それを私の前に差し出して受け取るように促した。



「でもこれ、柴垣くんのでしょ?」



「俺のもちゃんと買ってきた」



確かに袋の中にはもうひとつのコーヒーが覗いている。



「これはお前の」



「ありがとう…」



申し訳なかったけれど、タイムリーなコーヒーの誘惑に負けて、そっとカップを両手で包んだ。

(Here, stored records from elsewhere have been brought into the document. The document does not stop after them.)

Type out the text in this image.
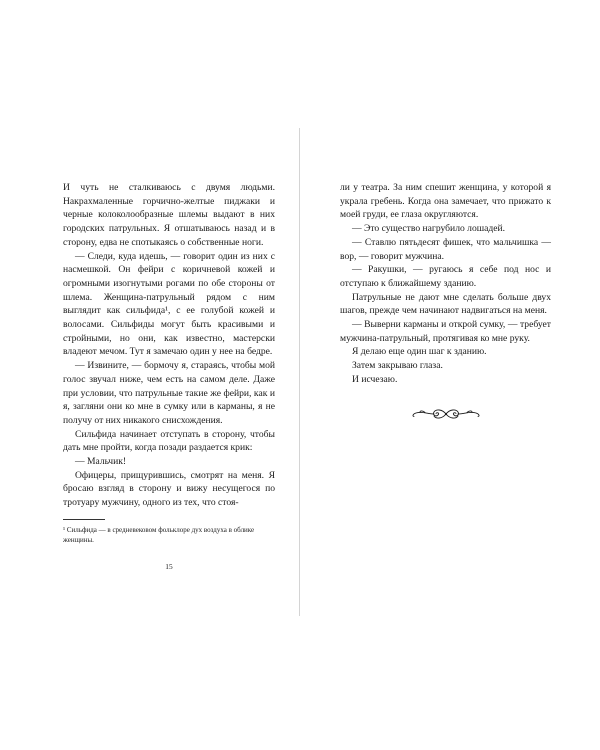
И чуть не сталкиваюсь с двумя людьми. Накрахмаленные горчично-желтые пиджаки и черные колоколообразные шлемы выдают в них городских патрульных. Я отшатываюсь назад и в сторону, едва не спотыкаясь о собственные ноги.

— Следи, куда идешь, — говорит один из них с насмешкой. Он фейри с коричневой кожей и огромными изогнутыми рогами по обе стороны от шлема. Женщина-патрульный рядом с ним выглядит как сильфида¹, с ее голубой кожей и волосами. Сильфиды могут быть красивыми и стройными, но они, как известно, мастерски владеют мечом. Тут я замечаю один у нее на бедре.

— Извините, — бормочу я, стараясь, чтобы мой голос звучал ниже, чем есть на самом деле. Даже при условии, что патрульные такие же фейри, как и я, загляни они ко мне в сумку или в карманы, я не получу от них никакого снисхождения.

Сильфида начинает отступать в сторону, чтобы дать мне пройти, когда позади раздается крик:

— Мальчик!

Офицеры, прищурившись, смотрят на меня. Я бросаю взгляд в сторону и вижу несущегося по тротуару мужчину, одного из тех, что стоя-

¹ Сильфида — в средневековом фольклоре дух воздуха в облике женщины.

15

ли у театра. За ним спешит женщина, у которой я украла гребень. Когда она замечает, что прижато к моей груди, ее глаза округляются.

— Это существо нагрубило лошадей.

— Ставлю пятьдесят фишек, что мальчишка — вор, — говорит мужчина.

— Ракушки, — ругаюсь я себе под нос и отступаю к ближайшему зданию.

Патрульные не дают мне сделать больше двух шагов, прежде чем начинают надвигаться на меня.

— Выверни карманы и открой сумку, — требует мужчина-патрульный, протягивая ко мне руку.

Я делаю еще один шаг к зданию.

Затем закрываю глаза.

И исчезаю.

「あとこれも。お前がいつも食べてるヤツ、ホワイトチョコも出てたぞ?」



それは私が大好きな、キャラメリゼしたマカダミアナッツが入ったチョコレート。



それ自体も嬉しかったけど、何より柴垣くんの口から『いつも』と自然に出てきたことが嬉しかった。



「ありがとう。でもいいの?」



「ご褒美だ」



「ご褒美?」



何のことかと首をかしげて繰り返すと、柴垣くんはバツの悪そうな顔をして『なんでもねぇよ』と言うと、ちょうど開いたエレベーターのドアから急いで出て行った。



何だったんだろう?



けれどそれからは暇もないほど仕事に追われ、その真意を聞くことはできなかった。